A man took his life. He was a day trader.
I found out through his wife.
And I keep thinking... how many more are there?
I've worked with prop firms long enough to know what the industry doesn't advertise. The people down $10k, $50k in countries where that kind of money is someone's entire future, one even $160k.
I've watched people chase a promise that was mathematically never meant for them.
Prop firms are casinos with better branding.
The difference is that a casino never convinced you that you were building a skill.
The gurus selling courses? Some of them are net negative traders. Made $50k, spent $100k on challenges, holding up certificates like proof of something. And because they tell a good story, people believe them.
If someone has been trading for 3–5 years and is selling you a course, they have lived through one market cycle. That's not mastery. That's a marketing strategy.
The people most targeted are not stupid. They're desperate. In debt. Hating their jobs. Wanting to save their families. The entire marketing machine is built to find you at your most vulnerable and sell you hope.

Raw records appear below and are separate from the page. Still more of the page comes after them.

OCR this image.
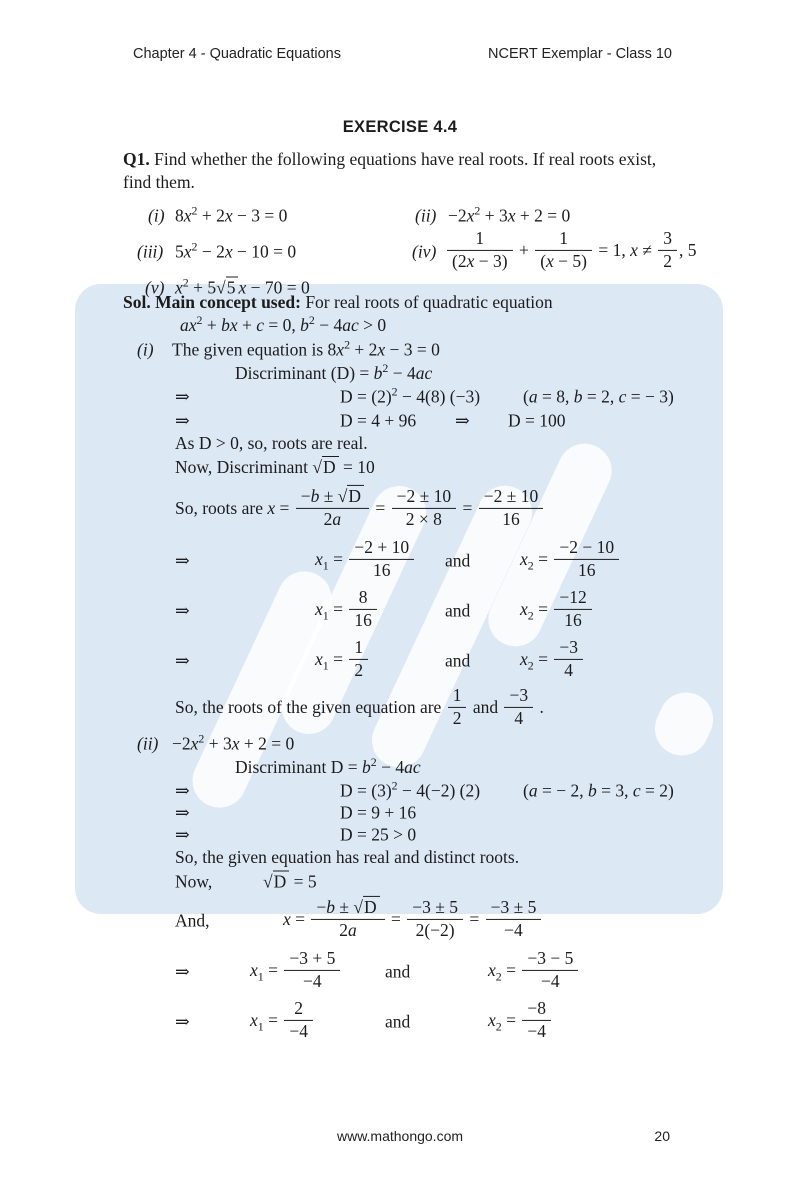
Chapter 4 - Quadratic Equations	NCERT Exemplar - Class 10
EXERCISE 4.4
Q1. Find whether the following equations have real roots. If real roots exist, find them.
(i) $8x^2 + 2x - 3 = 0$	$(ii) -2x^2 + 3x + 2 = 0$
(iii) $5x^2 - 2x - 10 = 0$	$(iv) \frac{1}{(2x - 3)} + \frac{1}{(x - 5)} = 1$, $x \ne \frac{3}{2}$ , 5
(v) $x^2 + 5√5$ x − 70 = 0
Sol. Main concept used: For real roots of quadratic equation
$ax^2$ + bx + c = 0, $b^2 - 4ac > 0$
(i) The given equation is $8x^2 + 2x - 3 = 0$
Discriminant $(D) = b^2 - 4ac$
⇒	$D = (2)^2 - 4(8)$ (−3) (a = 8, b = 2, c = − 3)
⇒	D = 4 + 96 ⇒ D = 100
As D > 0, so, roots are real.
Now, Discriminant √D = 10
So, roots are $x = \frac{-b \pm √D}{2a} = \frac{-2 \pm 10}{2 \times 8} = \frac{-2 \pm 10}{16}$
⇒	$x_1 = \frac{-2 + 10}{16}$ and	$x_2 = \frac{-2 - 10}{16}$
⇒	$x_1 = \frac{8}{16}$	and	$x_2 = \frac{-12}{16}$
⇒	$x_1 = \frac{1}{2}$	and	$x_2 = \frac{-3}{4}$
So, the roots of the given equation are $\frac{1}{2}$ and $\frac{-3}{4}$ .
$(ii) -2x^2 + 3x + 2 = 0$
Discriminant $D = b^2 - 4ac$
⇒	$D = (3)^2 - 4(-2)$ (2) (a = − 2, b = 3, c = 2)
⇒	D = 9 + 16
⇒	D = 25 > 0
So, the given equation has real and distinct roots.
Now,	√D = 5
And,	$x = \frac{-b \pm √D}{2a} = \frac{-3 \pm 5}{2(-2)} = \frac{-3 \pm 5}{-4}$
⇒	$x_1 = \frac{-3 + 5}{-4}$	and	$x_2 = \frac{-3 - 5}{-4}$
⇒	$x_1 = \frac{2}{-4}$	and	$x_2 = \frac{-8}{-4}$
www.mathongo.com	20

Trading is harder than any conventional profession and it's the only one where people genuinely believe a few months of study is enough. A doctor trains for a decade before touching a patient. A trader is expected to risk real money after a weekend course.
To trade seriously, you need to rewire how your nervous system responds to uncertainty. You need to dismantle beliefs built in childhood. You need savings, structure, and the ability to function without external accountability. Neuroplasticity doesn't happen in a quarter.
Nobody talks about this because the loudest voices in the room are the ones profiting from your silence and your next challenge fee.
If something feels off to you, it probably is.
Zoom out. Ask harder questions. The industry won't do it for you.